Here's what I think....I think this guy, borders on musical genius...and he's probably a voracious reader. Must read EVERYTHING. From politics, to history, to psychology, to....everything.....and it all ties in with music at some point.

I mean...I never had a clue that classical composers such as Revell and Gershwin hanging out in Harlem...and Stravinski going to jazz clubs...that's not something that you hear on TV...you have to READ that stuff.

Anyway, as to sources, I don't know...I think its just inherent knowledge. I still dig into that interview...but you're right...the stuff is still "out there".

Thanks for your comments.

E
June 5, 2008 | Unregistered CommenterEddy

First time I saw the Flecktones I was turning the dial on my TV and I just happened on their Lonesome Pine Special as it was starting.
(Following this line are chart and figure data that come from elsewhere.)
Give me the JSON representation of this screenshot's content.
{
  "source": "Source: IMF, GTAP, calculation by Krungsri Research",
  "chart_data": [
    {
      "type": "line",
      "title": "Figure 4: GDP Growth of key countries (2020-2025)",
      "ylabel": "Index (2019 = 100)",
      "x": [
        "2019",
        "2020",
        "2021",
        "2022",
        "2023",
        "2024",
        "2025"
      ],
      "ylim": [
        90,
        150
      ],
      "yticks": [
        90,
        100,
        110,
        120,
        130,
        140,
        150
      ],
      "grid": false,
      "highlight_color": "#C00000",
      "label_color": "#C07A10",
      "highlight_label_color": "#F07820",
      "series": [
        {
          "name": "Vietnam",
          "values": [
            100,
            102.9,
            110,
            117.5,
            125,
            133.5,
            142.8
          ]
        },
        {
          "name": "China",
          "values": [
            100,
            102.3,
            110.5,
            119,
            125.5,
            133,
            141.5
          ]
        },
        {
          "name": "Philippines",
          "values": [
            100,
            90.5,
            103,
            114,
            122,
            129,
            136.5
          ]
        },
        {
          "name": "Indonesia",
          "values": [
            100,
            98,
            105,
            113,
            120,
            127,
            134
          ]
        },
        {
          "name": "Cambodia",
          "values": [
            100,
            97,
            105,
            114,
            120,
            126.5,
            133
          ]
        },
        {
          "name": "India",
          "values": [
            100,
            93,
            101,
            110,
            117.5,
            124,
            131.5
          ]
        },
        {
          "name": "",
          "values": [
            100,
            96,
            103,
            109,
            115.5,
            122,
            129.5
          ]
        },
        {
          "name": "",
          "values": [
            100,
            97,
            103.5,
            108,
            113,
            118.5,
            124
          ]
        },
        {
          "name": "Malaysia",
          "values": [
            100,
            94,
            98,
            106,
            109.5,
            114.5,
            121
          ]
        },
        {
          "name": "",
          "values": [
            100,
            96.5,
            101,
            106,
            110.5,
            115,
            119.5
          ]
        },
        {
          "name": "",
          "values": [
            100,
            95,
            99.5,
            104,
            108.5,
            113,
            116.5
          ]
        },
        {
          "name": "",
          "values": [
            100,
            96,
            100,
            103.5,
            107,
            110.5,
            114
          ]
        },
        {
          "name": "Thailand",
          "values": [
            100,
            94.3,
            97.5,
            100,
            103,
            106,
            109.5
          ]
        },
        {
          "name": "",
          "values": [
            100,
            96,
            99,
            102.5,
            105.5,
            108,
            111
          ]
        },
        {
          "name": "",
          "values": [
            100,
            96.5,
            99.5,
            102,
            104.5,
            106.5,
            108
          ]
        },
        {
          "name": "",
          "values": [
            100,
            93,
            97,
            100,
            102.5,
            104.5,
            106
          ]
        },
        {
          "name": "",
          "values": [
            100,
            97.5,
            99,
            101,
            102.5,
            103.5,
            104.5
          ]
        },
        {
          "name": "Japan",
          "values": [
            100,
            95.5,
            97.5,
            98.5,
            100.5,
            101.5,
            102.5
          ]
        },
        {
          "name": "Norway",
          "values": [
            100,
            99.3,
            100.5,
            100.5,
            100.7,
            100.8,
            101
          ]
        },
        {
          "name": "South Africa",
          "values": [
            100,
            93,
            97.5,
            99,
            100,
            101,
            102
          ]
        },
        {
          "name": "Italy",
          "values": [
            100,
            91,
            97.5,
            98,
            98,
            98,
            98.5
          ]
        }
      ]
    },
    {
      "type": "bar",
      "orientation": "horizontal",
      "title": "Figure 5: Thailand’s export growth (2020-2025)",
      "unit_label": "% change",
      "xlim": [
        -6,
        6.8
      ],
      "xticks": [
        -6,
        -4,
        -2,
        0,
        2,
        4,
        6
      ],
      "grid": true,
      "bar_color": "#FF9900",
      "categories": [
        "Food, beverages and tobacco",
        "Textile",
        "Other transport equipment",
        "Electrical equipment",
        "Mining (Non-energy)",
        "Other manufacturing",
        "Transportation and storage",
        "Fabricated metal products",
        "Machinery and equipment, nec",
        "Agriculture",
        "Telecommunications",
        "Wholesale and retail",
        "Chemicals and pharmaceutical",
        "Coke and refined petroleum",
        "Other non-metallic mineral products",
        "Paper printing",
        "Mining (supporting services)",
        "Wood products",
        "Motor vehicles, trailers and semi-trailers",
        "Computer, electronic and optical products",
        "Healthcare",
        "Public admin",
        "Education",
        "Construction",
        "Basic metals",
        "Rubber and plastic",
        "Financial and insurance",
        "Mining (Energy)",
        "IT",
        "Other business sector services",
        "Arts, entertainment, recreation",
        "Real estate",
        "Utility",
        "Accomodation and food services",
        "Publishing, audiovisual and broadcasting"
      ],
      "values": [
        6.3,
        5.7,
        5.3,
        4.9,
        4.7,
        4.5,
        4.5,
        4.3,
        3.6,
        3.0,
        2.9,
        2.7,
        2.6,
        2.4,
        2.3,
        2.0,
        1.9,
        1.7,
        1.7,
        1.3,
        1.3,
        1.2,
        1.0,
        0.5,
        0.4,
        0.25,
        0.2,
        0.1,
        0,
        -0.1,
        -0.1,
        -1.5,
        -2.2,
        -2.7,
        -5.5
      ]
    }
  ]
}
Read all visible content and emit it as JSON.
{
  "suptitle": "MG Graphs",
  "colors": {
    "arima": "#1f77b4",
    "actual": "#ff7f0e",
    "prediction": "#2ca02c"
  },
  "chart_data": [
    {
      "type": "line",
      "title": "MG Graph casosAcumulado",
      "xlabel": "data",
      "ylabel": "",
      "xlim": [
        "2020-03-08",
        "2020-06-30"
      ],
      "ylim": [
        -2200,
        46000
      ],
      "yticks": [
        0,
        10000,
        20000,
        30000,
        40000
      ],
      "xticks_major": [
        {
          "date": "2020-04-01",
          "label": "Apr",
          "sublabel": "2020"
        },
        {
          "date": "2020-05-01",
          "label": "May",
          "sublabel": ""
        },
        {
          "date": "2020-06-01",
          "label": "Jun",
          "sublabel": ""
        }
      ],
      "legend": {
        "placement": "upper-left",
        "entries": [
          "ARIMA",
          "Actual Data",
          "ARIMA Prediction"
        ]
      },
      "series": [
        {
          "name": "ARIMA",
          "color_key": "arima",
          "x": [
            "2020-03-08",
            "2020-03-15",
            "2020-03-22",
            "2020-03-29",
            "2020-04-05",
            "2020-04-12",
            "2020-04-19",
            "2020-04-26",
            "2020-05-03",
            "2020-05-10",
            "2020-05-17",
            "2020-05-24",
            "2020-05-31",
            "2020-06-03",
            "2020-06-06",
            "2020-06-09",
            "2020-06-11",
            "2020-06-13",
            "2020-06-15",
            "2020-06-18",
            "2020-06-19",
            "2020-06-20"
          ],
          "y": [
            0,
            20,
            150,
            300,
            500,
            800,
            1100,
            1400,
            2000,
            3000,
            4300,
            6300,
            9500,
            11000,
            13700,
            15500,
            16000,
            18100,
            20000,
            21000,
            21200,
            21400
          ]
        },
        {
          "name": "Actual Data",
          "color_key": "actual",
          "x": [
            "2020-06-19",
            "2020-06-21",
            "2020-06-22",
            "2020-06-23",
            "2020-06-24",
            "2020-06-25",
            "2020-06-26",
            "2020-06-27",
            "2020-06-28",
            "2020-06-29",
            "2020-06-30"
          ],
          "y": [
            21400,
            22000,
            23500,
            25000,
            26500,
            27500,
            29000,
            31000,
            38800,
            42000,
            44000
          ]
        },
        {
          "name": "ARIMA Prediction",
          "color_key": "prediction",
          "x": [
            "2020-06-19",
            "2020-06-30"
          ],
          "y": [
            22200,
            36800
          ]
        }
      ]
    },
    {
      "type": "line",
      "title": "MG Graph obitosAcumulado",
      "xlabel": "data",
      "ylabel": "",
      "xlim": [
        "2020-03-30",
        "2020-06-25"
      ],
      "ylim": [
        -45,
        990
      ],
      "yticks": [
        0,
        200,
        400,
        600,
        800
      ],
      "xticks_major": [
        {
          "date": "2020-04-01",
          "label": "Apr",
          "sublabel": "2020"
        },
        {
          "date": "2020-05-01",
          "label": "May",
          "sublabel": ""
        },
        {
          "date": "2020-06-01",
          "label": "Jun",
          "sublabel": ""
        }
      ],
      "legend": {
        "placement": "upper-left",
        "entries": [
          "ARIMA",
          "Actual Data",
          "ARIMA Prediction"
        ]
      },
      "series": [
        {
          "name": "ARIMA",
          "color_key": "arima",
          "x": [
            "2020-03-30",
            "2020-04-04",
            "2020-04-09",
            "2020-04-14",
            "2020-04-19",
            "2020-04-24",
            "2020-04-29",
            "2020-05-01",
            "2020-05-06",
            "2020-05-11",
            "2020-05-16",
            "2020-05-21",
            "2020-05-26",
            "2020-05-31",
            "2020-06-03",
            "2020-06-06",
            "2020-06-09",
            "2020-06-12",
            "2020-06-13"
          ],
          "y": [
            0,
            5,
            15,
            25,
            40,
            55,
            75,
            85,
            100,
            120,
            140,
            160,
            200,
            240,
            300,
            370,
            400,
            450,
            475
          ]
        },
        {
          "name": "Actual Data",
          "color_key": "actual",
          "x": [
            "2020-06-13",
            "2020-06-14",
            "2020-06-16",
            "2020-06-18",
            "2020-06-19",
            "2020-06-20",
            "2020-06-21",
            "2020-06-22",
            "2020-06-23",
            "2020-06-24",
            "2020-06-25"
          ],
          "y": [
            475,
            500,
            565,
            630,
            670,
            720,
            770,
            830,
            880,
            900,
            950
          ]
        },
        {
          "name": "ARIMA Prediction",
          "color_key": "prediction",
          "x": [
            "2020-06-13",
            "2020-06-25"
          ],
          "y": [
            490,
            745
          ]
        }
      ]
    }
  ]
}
I was mesmerized by the talent of all the band members.
As Futch said it was like lightning had struck four times, but being a drummer myself Futch caught my eye. What the hell was he playing? You could see he was a character and his presence and the awesomeness of his talent popped out even across the TV.

I called my wife into the room and we both watched stunned at what we were hearing. I felt as excited as I did when I first saw the Beatles on Ed Sullivan back in Feb.1964. I was seeing and hearing something new and totally original. Needles to say I became a lifelong fan. Not quite a Fleckhead but a dedicated fan.

I've seen the Flecktones live several times now and they have never failed to amaze. They were also the first band I ever saw that came back out to hang with the audience after the show signing autographs and chatting with the fans. I've had the chance to talk with Futch about drumming after a couple of shows but as you can hear he loves to chat about stuff and I always feel guilty about hogging his time while other people were waiting to ask him stuff, but how do you walk away from a drumming discussion with Futureman?

The Flecktones aren't just pioneering musicians they're Gentlemen in the truest sense of the word.